Wat zijn de taken van een gemeenteraad als het gaat om vraagstukken rond digitalisering en het gebruik van nieuwe technieken? Wat kunnen de raadsleden overlaten aan experts en bestuurders, en wat moet het onderwerp van een politiekinhoudelijke discussie zijn?
“Volgens mij is de gemeenteraad voor de kaderstelling en de verantwoording. Aan de voorkant stel je kaders, en aan het eind wil je verantwoording over het gevoerde beleid. Dus vooraf moet je als gemeenteraad duidelijk maken wat je belangrijk vindt als er gewerkt wordt met algoritmes en data, hoe wil je op de hoogte gehouden worden, welke waarden moeten er gehandhaafd worden en welke ethische checks & balances wil je?
Daarmee heb je de kaders gesteld. In Eindhoven heeft de gemeenteraad dat bijvoorbeeld gedaan. En aan de andere kant ook het vragen om de verantwoording. Je hebt een jaarverslag en een jaarrekening, het zou heel mooi zijn als er ergens ook een keer een dataverslag is. Dat is ook een advies van de ROB. Dus vooraf de data-agenda en achteraf een dataverslag of technologieverslag. Wat hebben we allemaal gedaan en waar zijn we tegenaan gelopen? Maar dat betekent dat je als gemeenteraad wel de goede vragen moet kunnen stellen.

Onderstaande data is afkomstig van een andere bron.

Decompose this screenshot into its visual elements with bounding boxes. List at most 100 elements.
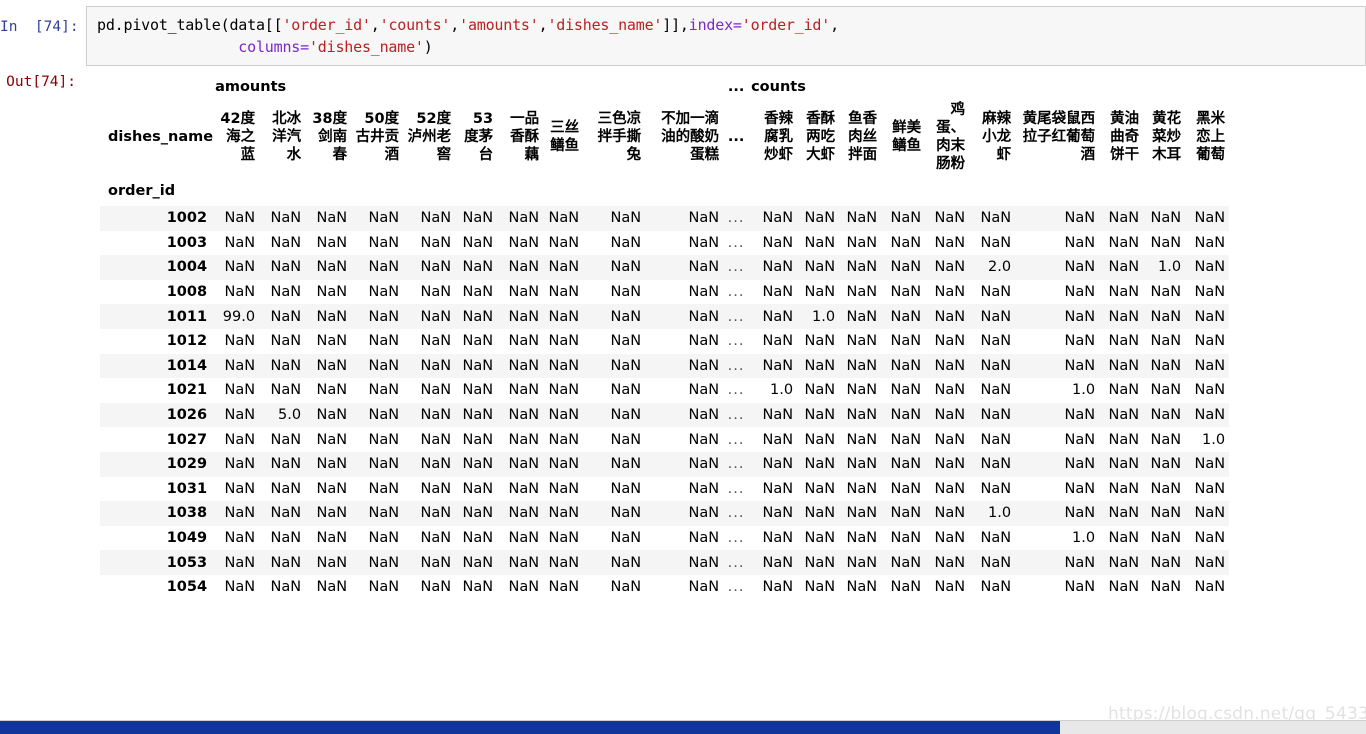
cell-counts-1038-8: NaN (1150, 505, 1182, 522)
cell-counts-1008-7: NaN (1108, 284, 1140, 301)
cell-amounts-1014-6: NaN (508, 357, 540, 374)
table-row: 1054 NaN NaN NaN NaN NaN NaN NaN NaN NaN NaN... NaN… (100, 574, 1230, 600)
cell-amounts-1014-2: NaN (316, 357, 348, 374)
cell-counts-1027-3: NaN (890, 431, 922, 448)
cell-counts-1049-5: NaN (980, 530, 1012, 547)
table-row: 1049 NaN NaN NaN NaN NaN NaN NaN NaN NaN NaN... NaN… (100, 525, 1230, 551)
table-row: 1012 NaN NaN NaN NaN NaN NaN NaN NaN NaN NaN... NaN… (100, 328, 1230, 354)
group-row-corner (100, 74, 213, 100)
table-head: amounts... counts dishes_name 42度海之蓝 北冰洋汽水 3… (100, 74, 1229, 206)
notebook-output-cell: Out[74]: amounts... counts dishes_name 42度… (0, 74, 1366, 600)
cell-counts-1038-3: NaN (890, 505, 922, 522)
cell-amounts-1002-4: NaN (420, 210, 452, 227)
cell-counts-1002-3: NaN (890, 210, 922, 227)
table-row: 1011 99.0 NaN NaN NaN NaN NaN NaN NaN NaN NaN... Na… (100, 304, 1230, 329)
index-name-label: order_id (108, 183, 176, 199)
cell-counts-1026-8: NaN (1150, 407, 1182, 424)
cell-counts-1031-6: NaN (1064, 480, 1096, 497)
cell-amounts-1031-8: NaN (610, 480, 642, 497)
cell-amounts-1026-6: NaN (508, 407, 540, 424)
cell-counts-1029-3: NaN (890, 456, 922, 473)
table-row: 1027 NaN NaN NaN NaN NaN NaN NaN NaN NaN NaN... NaN… (100, 427, 1230, 452)
cell-counts-1003-6: NaN (1064, 234, 1096, 251)
row-index-1029: 1029 (166, 456, 208, 473)
row-index-1008: 1008 (166, 284, 208, 301)
row-ellipsis-1014: ... (727, 357, 745, 374)
row-ellipsis-1003: ... (727, 234, 745, 251)
cell-amounts-1054-0: NaN (224, 579, 256, 596)
cell-counts-1004-2: NaN (846, 259, 878, 276)
cell-amounts-1031-6: NaN (508, 480, 540, 497)
cell-amounts-1014-8: NaN (610, 357, 642, 374)
dataframe-scroll-container[interactable]: amounts... counts dishes_name 42度海之蓝 北冰洋汽水 3… (100, 74, 1336, 600)
cell-amounts-1026-4: NaN (420, 407, 452, 424)
cell-amounts-1049-0: NaN (224, 530, 256, 547)
cell-counts-1011-6: NaN (1064, 308, 1096, 325)
cell-amounts-1002-6: NaN (508, 210, 540, 227)
cell-counts-1029-6: NaN (1064, 456, 1096, 473)
row-index-1031: 1031 (166, 480, 208, 497)
cell-counts-1027-7: NaN (1108, 431, 1140, 448)
cell-counts-1038-1: NaN (804, 505, 836, 522)
cell-amounts-1021-9: NaN (688, 382, 720, 399)
cell-amounts-1014-5: NaN (462, 357, 494, 374)
cell-counts-1011-8: NaN (1150, 308, 1182, 325)
cell-counts-1014-9: NaN (1194, 357, 1226, 374)
cell-counts-1054-8: NaN (1150, 579, 1182, 596)
cell-amounts-1012-0: NaN (224, 333, 256, 350)
cell-amounts-1021-2: NaN (316, 382, 348, 399)
cell-counts-1026-2: NaN (846, 407, 878, 424)
cell-counts-1029-4: NaN (934, 456, 966, 473)
cell-amounts-1027-3: NaN (368, 431, 400, 448)
cell-counts-1027-1: NaN (804, 431, 836, 448)
cell-amounts-1038-3: NaN (368, 505, 400, 522)
cell-amounts-1029-1: NaN (270, 456, 302, 473)
cell-counts-1021-3: NaN (890, 382, 922, 399)
table-row: 1026 NaN 5.0 NaN NaN NaN NaN NaN NaN NaN NaN... NaN… (100, 402, 1230, 428)
table-row: 1004 NaN NaN NaN NaN NaN NaN NaN NaN NaN NaN... NaN… (100, 255, 1230, 280)
cell-counts-1021-9: NaN (1194, 382, 1226, 399)
cell-counts-1026-7: NaN (1108, 407, 1140, 424)
code-editor[interactable]: pd.pivot_table(data[['order_id','counts'… (86, 6, 1366, 66)
cell-amounts-1029-9: NaN (688, 456, 720, 473)
cell-amounts-1012-8: NaN (610, 333, 642, 350)
cell-counts-1027-5: NaN (980, 431, 1012, 448)
column-header-counts-5: 麻辣小龙虾 (982, 111, 1012, 163)
cell-amounts-1029-4: NaN (420, 456, 452, 473)
cell-counts-1031-4: NaN (934, 480, 966, 497)
pivot-table: amounts... counts dishes_name 42度海之蓝 北冰洋汽水 3… (100, 74, 1230, 600)
cell-amounts-1054-8: NaN (610, 579, 642, 596)
cell-counts-1002-0: NaN (762, 210, 794, 227)
notebook-input-cell[interactable]: In [74]: pd.pivot_table(data[['order_id'… (0, 0, 1366, 66)
cell-counts-1053-3: NaN (890, 554, 922, 571)
cell-amounts-1012-7: NaN (548, 333, 580, 350)
cell-amounts-1027-2: NaN (316, 431, 348, 448)
cell-counts-1002-6: NaN (1064, 210, 1096, 227)
cell-counts-1049-1: NaN (804, 530, 836, 547)
code-token-trailing-comma: , (830, 16, 839, 34)
cell-counts-1029-8: NaN (1150, 456, 1182, 473)
cell-amounts-1003-1: NaN (270, 234, 302, 251)
dishes-name-corner-label: dishes_name (108, 129, 214, 145)
cell-amounts-1004-6: NaN (508, 259, 540, 276)
table-row: 1031 NaN NaN NaN NaN NaN NaN NaN NaN NaN NaN... NaN… (100, 476, 1230, 502)
row-index-1027: 1027 (166, 431, 208, 448)
cell-amounts-1049-4: NaN (420, 530, 452, 547)
scrollbar-thumb[interactable] (0, 721, 1060, 734)
row-index-1002: 1002 (166, 210, 208, 227)
cell-counts-1004-7: NaN (1108, 259, 1140, 276)
row-ellipsis-1049: ... (727, 530, 745, 547)
cell-amounts-1038-7: NaN (548, 505, 580, 522)
cell-counts-1002-2: NaN (846, 210, 878, 227)
cell-amounts-1011-9: NaN (688, 308, 720, 325)
cell-amounts-1053-2: NaN (316, 554, 348, 571)
cell-amounts-1008-2: NaN (316, 284, 348, 301)
cell-amounts-1012-3: NaN (368, 333, 400, 350)
output-prompt-label: Out[74]: (6, 74, 76, 90)
cell-amounts-1029-5: NaN (462, 456, 494, 473)
cell-amounts-1029-0: NaN (224, 456, 256, 473)
cell-counts-1029-5: NaN (980, 456, 1012, 473)
code-token-str-dishes-name: 'dishes_name' (547, 16, 663, 34)
cell-counts-1008-5: NaN (980, 284, 1012, 301)
horizontal-scrollbar[interactable] (0, 720, 1366, 734)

Toch blijft het voor gemeenteraadsleden met een niet-technische achtergrond misschien lastig zich goed met deze vragen bezig te houden…
“Het is eigenlijk net als met de financiën; daarvan vindt iedereen het logisch dat je moet weten hoeveel geld er is en hoeveel er nog uitgegeven kan worden. Dat geldt ook hiervoor, je moet tot op zekere hoogte een vinger aan de pols kunnen houden. Als ROB hebben wij daarvoor onder andere het Data Debat Denkkader ontwikkeld. Dat zijn vragen die je zou kunnen stellen. Het gaat dan om vragen als: Welke data is gebruikt en hoe wordt er over verantwoord? Wordt er duidelijk gemaakt welke algoritmen worden ingezet? Wil je dat het openbaar beschikbare data is, of wil je dat juist niet? Zo is er bijvoorbeeld data waaraan je kunt zien hoe snel huizen verzakken. Als je daar open data van maakt, krijg je natuurlijk privacyvraagstukken, want dan zie je ook als je een huis wilt kopen of het op een gunstige plek staat of juist niet. Er zijn dus allerlei middelen om dat debat te kunnen voeren. En als gemeenteraad kun je aangeven over welke onderwerpen je in ieder geval verantwoording wilt hebben.”
Onder andere vanwege de decentralisering krijgen gemeenten extra taken. Geavanceerde softwaresystemen kunnen kostenbesparend zijn, terwijl er vanuit privacy- en controle-oogpunt wellicht vraagtekens bij te zetten zijn.1 Gemeenten kunnen dus in een spagaat komen tussen financiële voordeligheid enerzijds en veiligheid en controleerbaarheid van de nieuwe technologie anderzijds. Heeft u daar handreikingen voor?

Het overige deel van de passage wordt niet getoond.